Pete was a few rows up from me in the otherwise empty theater, sweeping calmly. “Still?”
“Yeah. Get this: they are breaking up. But they’re delaying their misery by staying together until the end of the summer.”
Pete stopped sweeping and looked at me, furrowing his brow. I waited for him to say it was a ballsy move on their part, a bold acceptance of how all good things eventually end, they were living in the avant-garde of romance!
“Weird,” Pete said, going back to sweeping. “So she changed her mind about letting you interview them, then?”

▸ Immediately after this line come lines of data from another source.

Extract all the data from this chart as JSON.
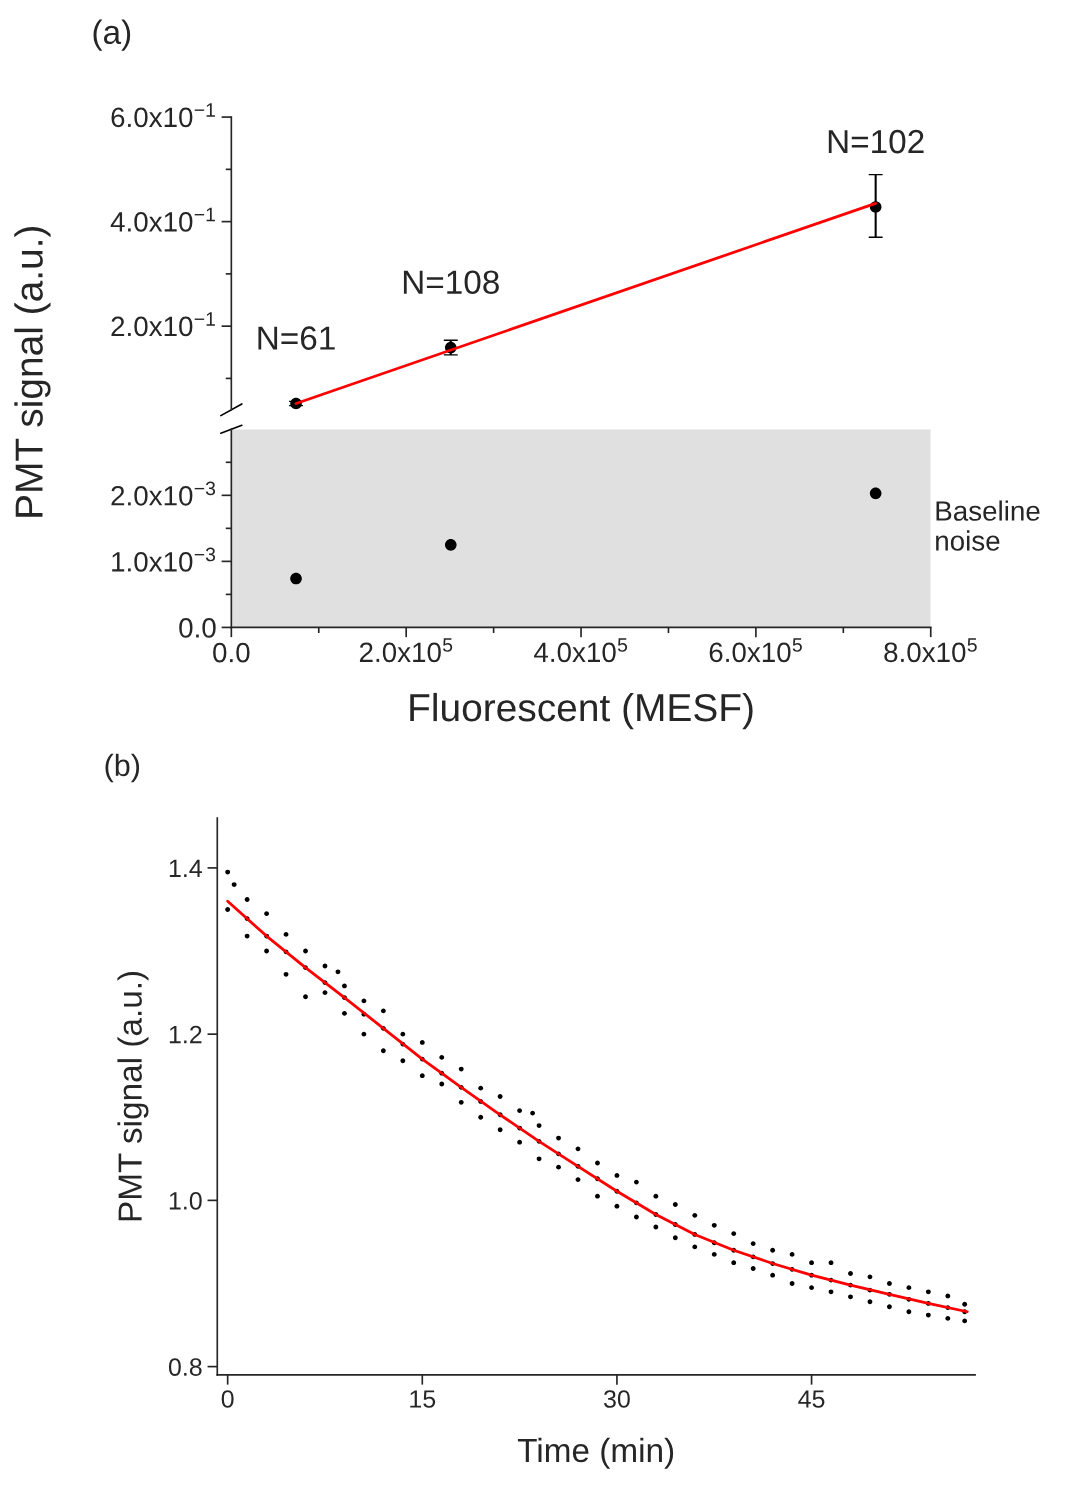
{
  "chart_data": [
    {
      "type": "scatter",
      "title": "(a)",
      "ylabel": "PMT signal (a.u.)",
      "marker": "circle",
      "tick_labels": "y",
      "xlim": [
        0,
        800000
      ],
      "ylim": [
        0.04,
        0.6
      ],
      "yticks": [
        {
          "value": 0.1,
          "label": null
        },
        {
          "value": 0.2,
          "label": "2.0x10$^{−1}$"
        },
        {
          "value": 0.3,
          "label": null
        },
        {
          "value": 0.4,
          "label": "4.0x10$^{−1}$"
        },
        {
          "value": 0.5,
          "label": null
        },
        {
          "value": 0.6,
          "label": "6.0x10$^{−1}$"
        }
      ],
      "series": [
        {
          "color": "#000000",
          "x": [
            74000,
            251000,
            737000
          ],
          "values": [
            0.052,
            0.159,
            0.428
          ],
          "errors": [
            0.004,
            0.014,
            [
              0.37,
              0.49
            ]
          ]
        },
        {
          "type": "line",
          "marker": "none",
          "color": "#ff0000",
          "x": [
            74000,
            737000
          ],
          "values": [
            0.052,
            0.435
          ]
        }
      ],
      "annotations": [
        {
          "text": "N=61",
          "x": 74000,
          "y": 0.052
        },
        {
          "text": "N=108",
          "x": 251000,
          "y": 0.159
        },
        {
          "text": "N=102",
          "x": 737000,
          "y": 0.428
        }
      ]
    },
    {
      "type": "scatter",
      "xlabel": "Fluorescent (MESF)",
      "marker": "circle",
      "xlim": [
        0,
        800000
      ],
      "ylim": [
        0,
        0.003
      ],
      "xticks": [
        {
          "value": 0,
          "label": "0.0"
        },
        {
          "value": 100000,
          "label": null
        },
        {
          "value": 200000,
          "label": "2.0x10$^{5}$"
        },
        {
          "value": 300000,
          "label": null
        },
        {
          "value": 400000,
          "label": "4.0x10$^{5}$"
        },
        {
          "value": 500000,
          "label": null
        },
        {
          "value": 600000,
          "label": "6.0x10$^{5}$"
        },
        {
          "value": 700000,
          "label": null
        },
        {
          "value": 800000,
          "label": "8.0x10$^{5}$"
        }
      ],
      "yticks": [
        {
          "value": 0,
          "label": "0.0"
        },
        {
          "value": 0.0005,
          "label": null
        },
        {
          "value": 0.001,
          "label": "1.0x10$^{−3}$"
        },
        {
          "value": 0.0015,
          "label": null
        },
        {
          "value": 0.002,
          "label": "2.0x10$^{−3}$"
        },
        {
          "value": 0.0025,
          "label": null
        }
      ],
      "series": [
        {
          "color": "#000000",
          "x": [
            74000,
            251000,
            737000
          ],
          "values": [
            0.00074,
            0.00125,
            0.00203
          ]
        }
      ],
      "bands": [
        {
          "axis": "y",
          "from": 0,
          "to": 0.003,
          "label": "Baseline\nnoise",
          "color": "#e0e0e0"
        }
      ]
    },
    {
      "type": "scatter",
      "title": "(b)",
      "xlabel": "Time (min)",
      "ylabel": "PMT signal (a.u.)",
      "marker": "circle",
      "xlim": [
        -0.8,
        57.6
      ],
      "ylim": [
        0.79,
        1.46
      ],
      "xticks": [
        0,
        15,
        30,
        45
      ],
      "yticks": [
        0.8,
        {
          "value": 1.0,
          "label": "1.0"
        },
        1.2,
        1.4
      ],
      "series": [
        {
          "color": "#000000",
          "x": [
            0,
            0,
            0.5,
            1.5,
            1.5,
            1.5,
            3,
            3,
            3,
            4.5,
            4.5,
            4.5,
            6,
            6,
            6,
            7.5,
            7.5,
            7.5,
            8.5,
            9,
            9,
            9,
            10.5,
            10.5,
            10.5,
            12,
            12,
            12,
            13.5,
            13.5,
            13.5,
            15,
            15,
            15,
            16.5,
            16.5,
            16.5,
            18,
            18,
            18,
            19.5,
            19.5,
            19.5,
            21,
            21,
            21,
            22.5,
            22.5,
            22.5,
            23.5,
            24,
            24,
            24,
            25.5,
            25.5,
            25.5,
            27,
            27,
            27,
            28.5,
            28.5,
            28.5,
            30,
            30,
            30,
            31.5,
            31.5,
            31.5,
            33,
            33,
            33,
            34.5,
            34.5,
            34.5,
            36,
            36,
            36,
            37.5,
            37.5,
            37.5,
            39,
            39,
            39,
            40.5,
            40.5,
            40.5,
            42,
            42,
            42,
            43.5,
            43.5,
            43.5,
            45,
            45,
            45,
            46.5,
            46.5,
            46.5,
            48,
            48,
            48,
            49.5,
            49.5,
            49.5,
            51,
            51,
            51,
            52.5,
            52.5,
            52.5,
            54,
            54,
            54,
            55.5,
            55.5,
            55.5,
            56.8,
            56.8,
            56.8
          ],
          "values": [
            1.395,
            1.35,
            1.38,
            1.362,
            1.339,
            1.318,
            1.345,
            1.318,
            1.3,
            1.32,
            1.299,
            1.272,
            1.3,
            1.28,
            1.245,
            1.282,
            1.262,
            1.25,
            1.275,
            1.258,
            1.244,
            1.225,
            1.24,
            1.224,
            1.2,
            1.228,
            1.207,
            1.18,
            1.2,
            1.188,
            1.168,
            1.19,
            1.17,
            1.15,
            1.172,
            1.153,
            1.14,
            1.158,
            1.136,
            1.118,
            1.135,
            1.119,
            1.1,
            1.125,
            1.103,
            1.085,
            1.108,
            1.087,
            1.07,
            1.105,
            1.09,
            1.071,
            1.05,
            1.075,
            1.056,
            1.04,
            1.062,
            1.041,
            1.025,
            1.045,
            1.026,
            1.005,
            1.03,
            1.011,
            0.993,
            1.022,
            0.997,
            0.98,
            1.005,
            0.983,
            0.968,
            0.995,
            0.971,
            0.955,
            0.982,
            0.959,
            0.944,
            0.97,
            0.949,
            0.935,
            0.96,
            0.94,
            0.925,
            0.948,
            0.932,
            0.918,
            0.94,
            0.924,
            0.91,
            0.935,
            0.917,
            0.9,
            0.925,
            0.91,
            0.895,
            0.925,
            0.904,
            0.89,
            0.912,
            0.898,
            0.884,
            0.908,
            0.892,
            0.878,
            0.9,
            0.887,
            0.872,
            0.895,
            0.881,
            0.866,
            0.89,
            0.876,
            0.862,
            0.885,
            0.871,
            0.858,
            0.875,
            0.866,
            0.855
          ]
        },
        {
          "type": "line",
          "marker": "none",
          "color": "#ff0000",
          "x": [
            0,
            3,
            6,
            9,
            12,
            15,
            18,
            21,
            24,
            27,
            30,
            33,
            36,
            39,
            42,
            45,
            48,
            51,
            54,
            57
          ],
          "values": [
            1.36,
            1.318,
            1.28,
            1.244,
            1.207,
            1.17,
            1.136,
            1.103,
            1.071,
            1.041,
            1.011,
            0.983,
            0.959,
            0.94,
            0.924,
            0.91,
            0.898,
            0.887,
            0.876,
            0.866
          ]
        }
      ]
    }
  ]
}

“Well, no. She gets sad if she thinks about the breakup, so she didn’t want to dwell. But I think she might feel differently if I asked her this morning. We, like, bonded last night.”
“Hmm,” Pete went. I took that as a sign that his mental cogs and wheels or whatever a brain is made up of were starting to churn. We cleaned six more theaters without saying another word. Except every time Pete made a little noise I assumed he was about to drop some wisdom and I’d perk my ears up like a cat.